BuzzFeed has announced that it will be creating a new social media platform built specifically to "spread joy" and "enable playful creative expression", according to Jonah Peretti, founder and CEO of BuzzFeed.

"This social media platform will use AI to give users agency instead of stealing their agency. I'm fed up with giving the platform companies advice about how to fix the internet, if we want this done right, we have to do it ourselves," he wrote in a blog post. 

In his post, Peretti talked about how the world is worried about a future where "AI takes away our human agency, devalues our labor, and creates social discord."

He went on to say that that world is already here and that our meaning, purpose, and agency has already been undermined by artificial intelligence technologies. In the US, he said, this began with the launch of TikTok. He explained that he had a conversation with ByteDance founder Zhang Yiming in 2017 who said that he wanted to launch an app in the US but that he needed a source of video content. 

"I asked what kind of content and he said it didn't matter, he just needed tens of thousands of videos each day. He explained that Chinese universities produce more Deep Learning PhDs each year than the total number employed in every Silicon Valley company combined," said Peretti.

"He explained that this talent allowed him to make his AI so good that the content didn't matter. He just needed raw tonnage of content so the AI could create a personalized experience and get the flywheel going. He subsequently bought Musical.ly, evolved it into TikTok by adding advanced AI, and the rest is history," he added. 

Peretti added that similar to Zhang, Mark Zuckerberg "doesn't care very much about the content on his platforms" and is much more interested in technology and AI. "The deep learning approach leveraging massively parallel computation made the metrics go up, but the teams at Meta didn't know why one piece of content was winning over another because the decisions were being made inside the deep learning black box," he said. 

He added that these deep learning AIs are designed to maximize the time we all spend on these apps. "While you are reading this memo, you are probably jonesing to switch over to Instagram or TikTok. It turns out when an app company doesn't care about content and asks an AI to maximize usage the result is a service that incentivizes content that maximizes addictiveness," he said. 

When the platforms don't care about content and ask the AI to maximize usage, the content evolves into what I call “SNARF," said Peretti. 

SNARF stands for Stakes/Novelty/Anger/Retention/Fear, he said. SNARF is the kind of content that evolves when a platform asks an AI to maximize usage. Content creators need to please the AI algorithms or they become irrelevant. Millions of creators make SNARF content to stay in the feed and earn a living.

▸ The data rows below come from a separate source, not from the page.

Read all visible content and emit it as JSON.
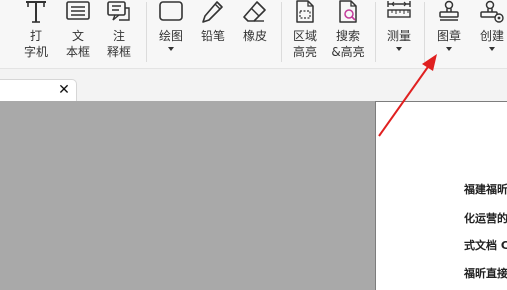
{
  "toolbar": {
    "tools": [
      {
        "id": "typewriter",
        "line1": "打",
        "line2": "字机",
        "icon": "typewriter-icon"
      },
      {
        "id": "textbox",
        "line1": "文",
        "line2": "本框",
        "icon": "textbox-icon"
      },
      {
        "id": "note",
        "line1": "注",
        "line2": "释框",
        "icon": "note-icon"
      },
      {
        "id": "drawing",
        "line1": "绘图",
        "icon": "rectangle-icon",
        "dropdown": true
      },
      {
        "id": "pencil",
        "line1": "铅笔",
        "icon": "pencil-icon"
      },
      {
        "id": "eraser",
        "line1": "橡皮",
        "icon": "eraser-icon"
      },
      {
        "id": "area-highlight",
        "line1": "区域",
        "line2": "高亮",
        "icon": "area-highlight-icon"
      },
      {
        "id": "search-highlight",
        "line1": "搜索",
        "line2": "&高亮",
        "icon": "search-highlight-icon"
      },
      {
        "id": "measure",
        "line1": "测量",
        "icon": "ruler-icon",
        "dropdown": true
      },
      {
        "id": "stamp",
        "line1": "图章",
        "icon": "stamp-icon",
        "dropdown": true
      },
      {
        "id": "create",
        "line1": "创建",
        "icon": "stamp-settings-icon",
        "dropdown": true
      }
    ]
  },
  "tabs": {
    "close_symbol": "✕"
  },
  "document": {
    "lines": [
      "福建福昕",
      "化运营的",
      "式文档 C",
      "福昕直接"
    ]
  },
  "annotation": {
    "arrow_color": "#e02020",
    "points_to": "stamp"
  }
}
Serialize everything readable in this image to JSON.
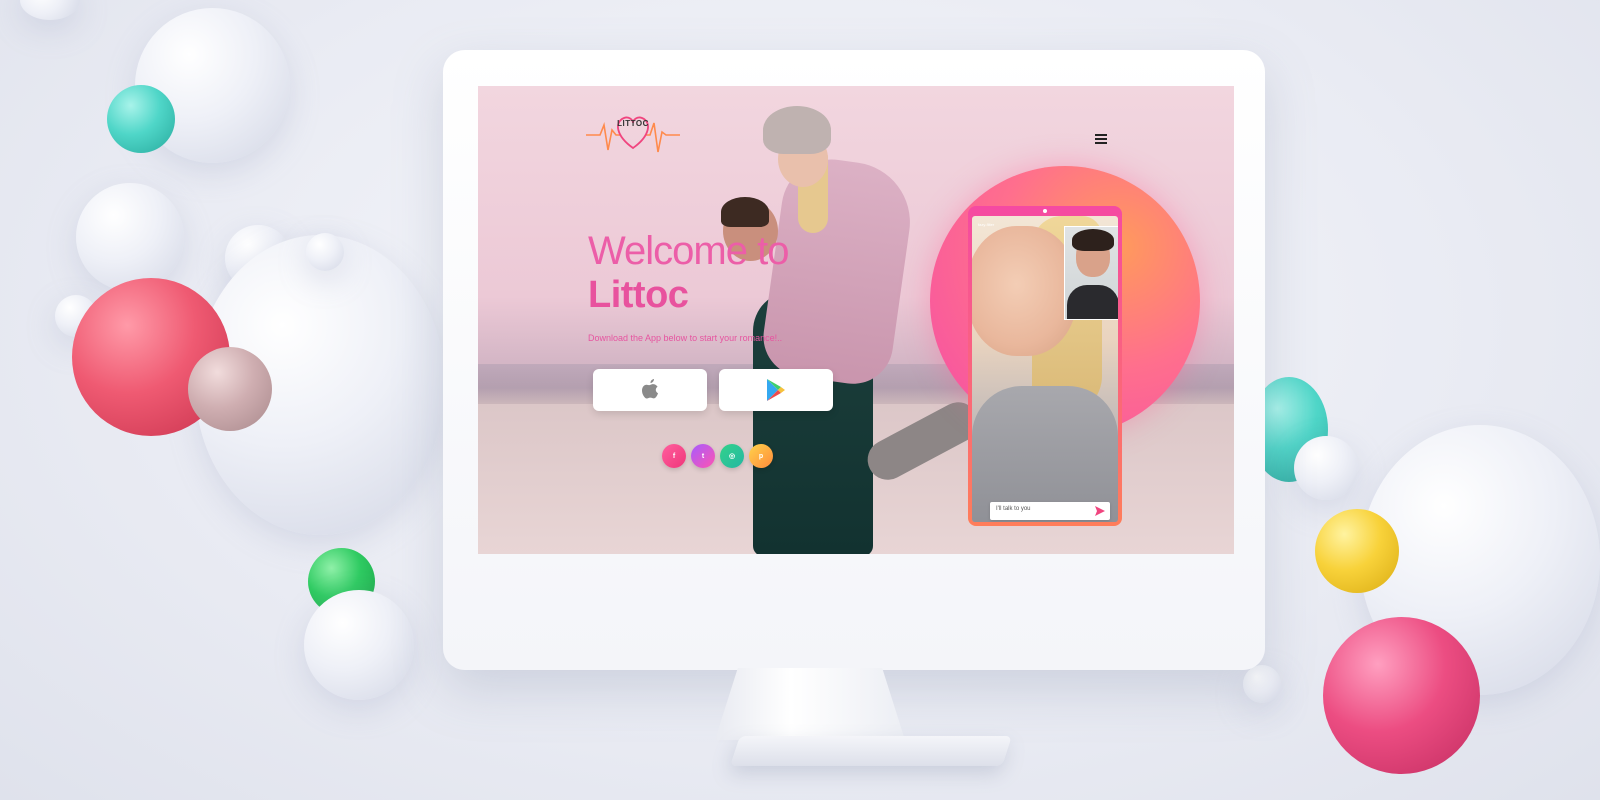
{
  "site": {
    "logo_text": "LITTOC",
    "welcome_line": "Welcome to",
    "brand_line": "Littoc",
    "tagline": "Download the App below to start your romance!.."
  },
  "store_buttons": [
    {
      "icon": "apple-icon"
    },
    {
      "icon": "google-play-icon"
    }
  ],
  "social": [
    {
      "icon": "facebook-icon",
      "glyph": "f"
    },
    {
      "icon": "twitter-icon",
      "glyph": "t"
    },
    {
      "icon": "instagram-icon",
      "glyph": "◎"
    },
    {
      "icon": "pinterest-icon",
      "glyph": "p"
    }
  ],
  "phone": {
    "signal_text": "fazy-filter",
    "message_value": "I'll talk to you"
  },
  "colors": {
    "brand_pink": "#e8529e",
    "gradient_orange": "#ff9a5c"
  }
}
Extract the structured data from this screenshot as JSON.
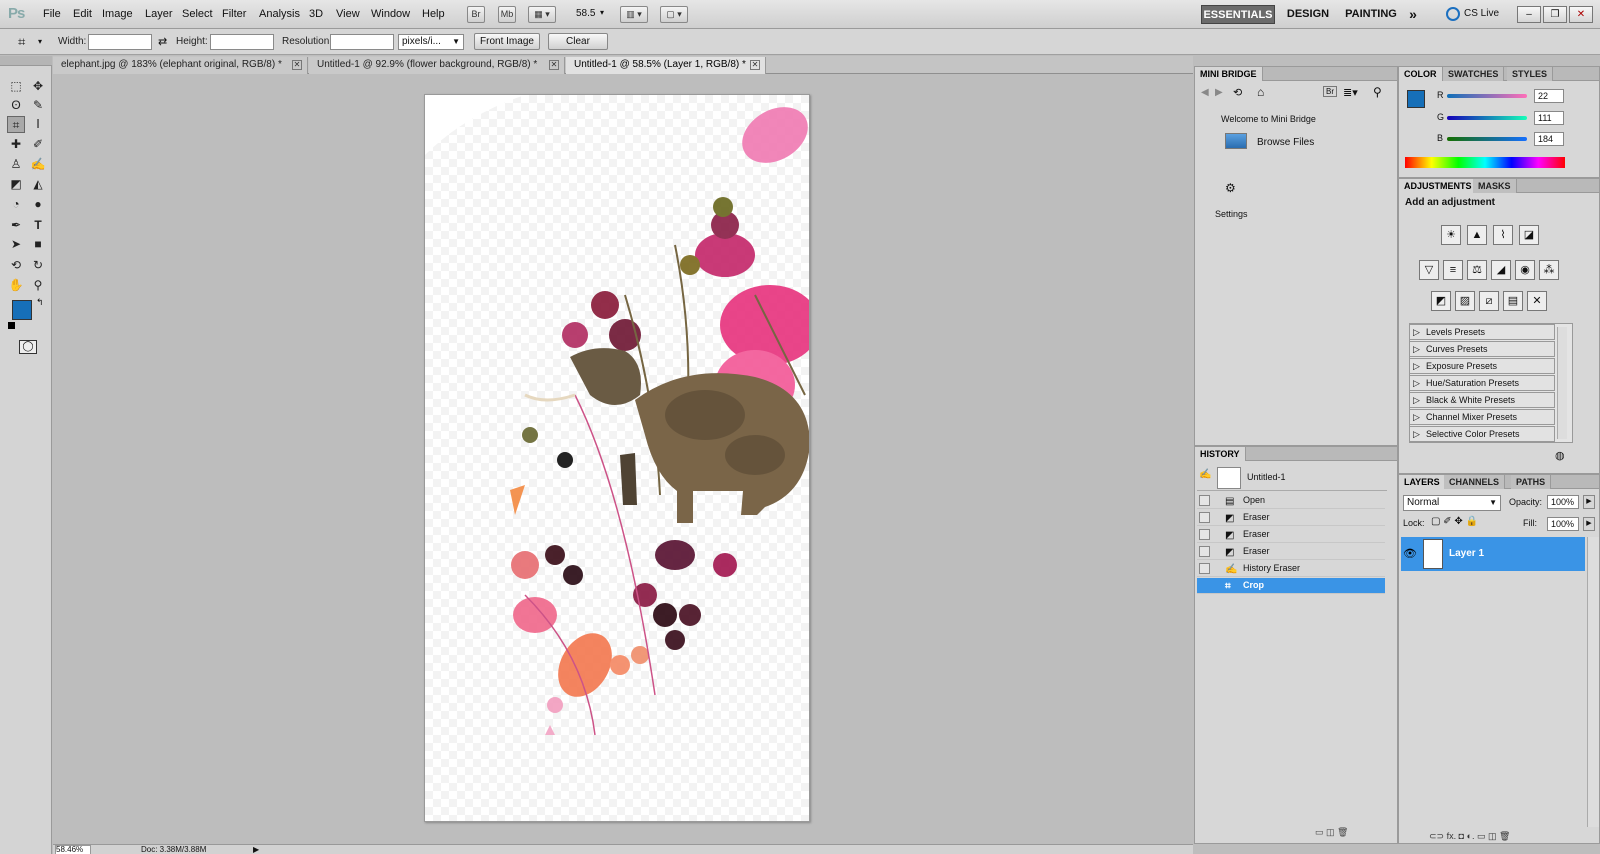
{
  "menubar": {
    "logo": "Ps",
    "items": [
      "File",
      "Edit",
      "Image",
      "Layer",
      "Select",
      "Filter",
      "Analysis",
      "3D",
      "View",
      "Window",
      "Help"
    ],
    "bridge_btn": "Br",
    "minibridge_btn": "Mb",
    "zoom_value": "58.5",
    "workspaces": [
      "ESSENTIALS",
      "DESIGN",
      "PAINTING"
    ],
    "more": "»",
    "cs_live": "CS Live",
    "window_controls": [
      "–",
      "❐",
      "✕"
    ]
  },
  "options": {
    "width_label": "Width:",
    "height_label": "Height:",
    "resolution_label": "Resolution:",
    "units_value": "pixels/i...",
    "front_image": "Front Image",
    "clear": "Clear"
  },
  "tabs": [
    {
      "label": "elephant.jpg @ 183% (elephant original, RGB/8) *"
    },
    {
      "label": "Untitled-1 @ 92.9% (flower background, RGB/8) *"
    },
    {
      "label": "Untitled-1 @ 58.5% (Layer 1, RGB/8) *"
    }
  ],
  "status": {
    "zoom": "58.46%",
    "doc": "Doc: 3.38M/3.88M"
  },
  "mini_bridge": {
    "tab": "MINI BRIDGE",
    "welcome": "Welcome to Mini Bridge",
    "browse": "Browse Files",
    "settings": "Settings"
  },
  "color_panel": {
    "tabs": [
      "COLOR",
      "SWATCHES",
      "STYLES"
    ],
    "r_label": "R",
    "g_label": "G",
    "b_label": "B",
    "r": "22",
    "g": "111",
    "b": "184",
    "foreground": "#166fb8"
  },
  "adjustments": {
    "tabs": [
      "ADJUSTMENTS",
      "MASKS"
    ],
    "heading": "Add an adjustment",
    "presets": [
      "Levels Presets",
      "Curves Presets",
      "Exposure Presets",
      "Hue/Saturation Presets",
      "Black & White Presets",
      "Channel Mixer Presets",
      "Selective Color Presets"
    ]
  },
  "history": {
    "tab": "HISTORY",
    "snapshot": "Untitled-1",
    "steps": [
      "Open",
      "Eraser",
      "Eraser",
      "Eraser",
      "History Eraser",
      "Crop"
    ],
    "selected": "Crop"
  },
  "layers": {
    "tabs": [
      "LAYERS",
      "CHANNELS",
      "PATHS"
    ],
    "blend_mode": "Normal",
    "opacity_label": "Opacity:",
    "opacity": "100%",
    "lock_label": "Lock:",
    "fill_label": "Fill:",
    "fill": "100%",
    "layer_name": "Layer 1",
    "bottom_icons": "⊂⊃  fx.  ◘  ◐.  ▭  ◫  🗑"
  },
  "colors": {
    "accent": "#3a94e6",
    "foreground_swatch": "#166fb8"
  }
}
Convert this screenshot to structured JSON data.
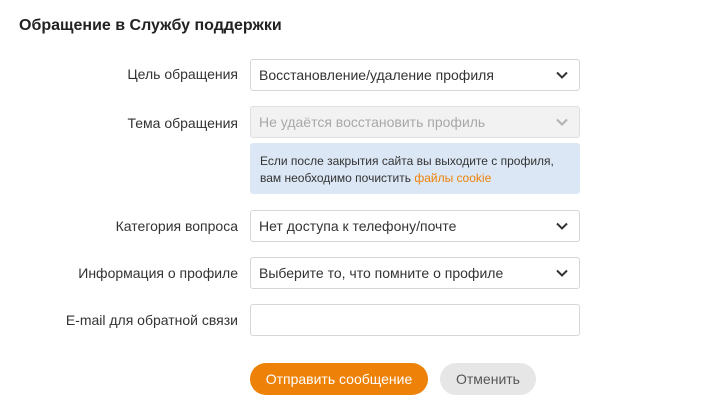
{
  "page": {
    "title": "Обращение в Службу поддержки"
  },
  "form": {
    "purpose": {
      "label": "Цель обращения",
      "value": "Восстановление/удаление профиля"
    },
    "topic": {
      "label": "Тема обращения",
      "value": "Не удаётся восстановить профиль"
    },
    "info": {
      "line1": "Если после закрытия сайта вы выходите с профиля,",
      "line2_prefix": "вам необходимо почистить ",
      "link_text": "файлы cookie"
    },
    "category": {
      "label": "Категория вопроса",
      "value": "Нет доступа к телефону/почте"
    },
    "profile_info": {
      "label": "Информация о профиле",
      "value": "Выберите то, что помните о профиле"
    },
    "email": {
      "label": "E-mail для обратной связи",
      "value": ""
    }
  },
  "buttons": {
    "submit_label": "Отправить сообщение",
    "cancel_label": "Отменить"
  },
  "icons": {
    "select_arrow": "chevron-down-icon"
  },
  "colors": {
    "accent": "#ee8208",
    "info_bg": "#dbe7f5",
    "cancel_bg": "#e6e6e6"
  }
}
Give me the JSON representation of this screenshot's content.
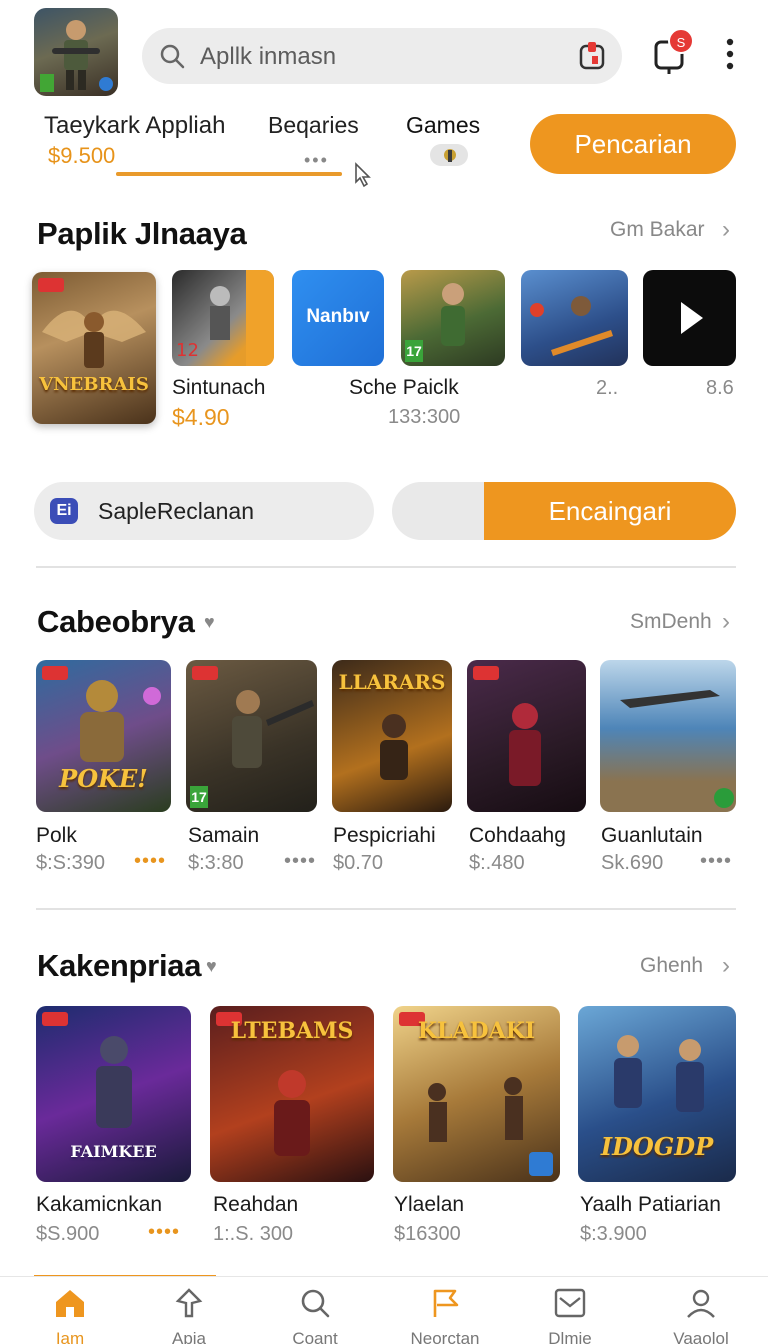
{
  "header": {
    "search_placeholder": "Apllk inmasn",
    "notification_count": "S",
    "app_title": "Taeykark Appliah",
    "app_price": "$9.500",
    "categories_label": "Beqaries",
    "games_label": "Games",
    "primary_button": "Pencarian",
    "progress": 1.0
  },
  "section1": {
    "title": "Paplik Jlnaaya",
    "link": "Gm Bakar",
    "featured_tile_text": "VNEBRAIS",
    "items": [
      {
        "name": "Sintunach",
        "price": "$4.90",
        "tile_text": ""
      },
      {
        "name": "Sche Paiclk",
        "price": "133:300",
        "tile_text": "Nanbıv"
      },
      {
        "name": "",
        "price": "2..",
        "tile_text": ""
      },
      {
        "name": "",
        "price": "8.6",
        "tile_text": ""
      }
    ]
  },
  "action_row": {
    "left_label": "SapleReclanan",
    "left_icon_text": "Ei",
    "right_label": "Encaingari"
  },
  "section2": {
    "title": "Cabeobrya",
    "link": "SmDenh",
    "items": [
      {
        "name": "Polk",
        "price": "$:S:390",
        "tile_text": "POKE!"
      },
      {
        "name": "Samain",
        "price": "$:3:80",
        "tile_text": ""
      },
      {
        "name": "Pespicriahi",
        "price": "$0.70",
        "tile_text": "LLARARS"
      },
      {
        "name": "Cohdaahg",
        "price": "$:.480",
        "tile_text": ""
      },
      {
        "name": "Guanlutain",
        "price": "Sk.690",
        "tile_text": ""
      }
    ],
    "rating_badge": "17"
  },
  "section3": {
    "title": "Kakenpriaa",
    "link": "Ghenh",
    "items": [
      {
        "name": "Kakamicnkan",
        "price": "$S.900",
        "tile_text": "FAIMKEE"
      },
      {
        "name": "Reahdan",
        "price": "1:.S. 300",
        "tile_text": "LTEBAMS"
      },
      {
        "name": "Ylaelan",
        "price": "$16300",
        "tile_text": "KLADAKI"
      },
      {
        "name": "Yaalh Patiarian",
        "price": "$:3.900",
        "tile_text": "IDOGDP"
      }
    ]
  },
  "bottom_nav": [
    {
      "label": "Iam",
      "icon": "home-icon"
    },
    {
      "label": "Apia",
      "icon": "pin-icon"
    },
    {
      "label": "Coant",
      "icon": "search-icon"
    },
    {
      "label": "Neorctan",
      "icon": "flag-icon"
    },
    {
      "label": "Dlmie",
      "icon": "mail-icon"
    },
    {
      "label": "Vaaolol",
      "icon": "profile-icon"
    }
  ],
  "colors": {
    "accent": "#ee961f",
    "pill_bg": "#ececec",
    "badge": "#e53935"
  }
}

"We are all familiar with this kind of content, especially those of us who are chronically online. Content creators exaggerate stakes to make their content urgent and existential. They manufacture novelty and spin their content as unprecedented and unique. They manipulate anger to drive engagement via outrage. They hack retention by withholding information and promising a payoff at the end of a video. And they provoke fear to make people focus with urgency on their content," he said. 

This dynamic is causing many different types of content to evolve into versions of the same thing. Once you understand this you can see how much of our society, culture, and politics are downstream from big tech's global SNARF machines, Peretti added, noting that despite the growing revenue and usage of the big social media platforms, we are beginning to see the first cracks that suggest there might be an opportunity to fight back. 

He explained that it was time to fight back and how they will do it is using their platform. Buzzfeed will provide human curation of the best of the internet, providing an alternative to algorithmically recommended SNARF while HuffPost will break through by zeroing in on topics where the stakes are legitimate, the novelty is real, and the fear and anger are justified, and it won't be above using clever retention tactics, all while maintaining high journalistic standards, he said. 

Tasty will fight SNARF with utility and social connection, as a food entertainment brand, on the forefront of food trends, bringing audiences entertaining formats with beloved creators and famous faces and BuzzFeed Studios will escape SNARF by creating well-developed, quality longform video and premium content that is distributed on streamers and platforms that do care about what they air.

While Peretti said that he can't share much more about the new social media platform it is building, he is excited to take this step "after years of being beholden to other platforms".

He added that the team is currently in the lab developing the platform now.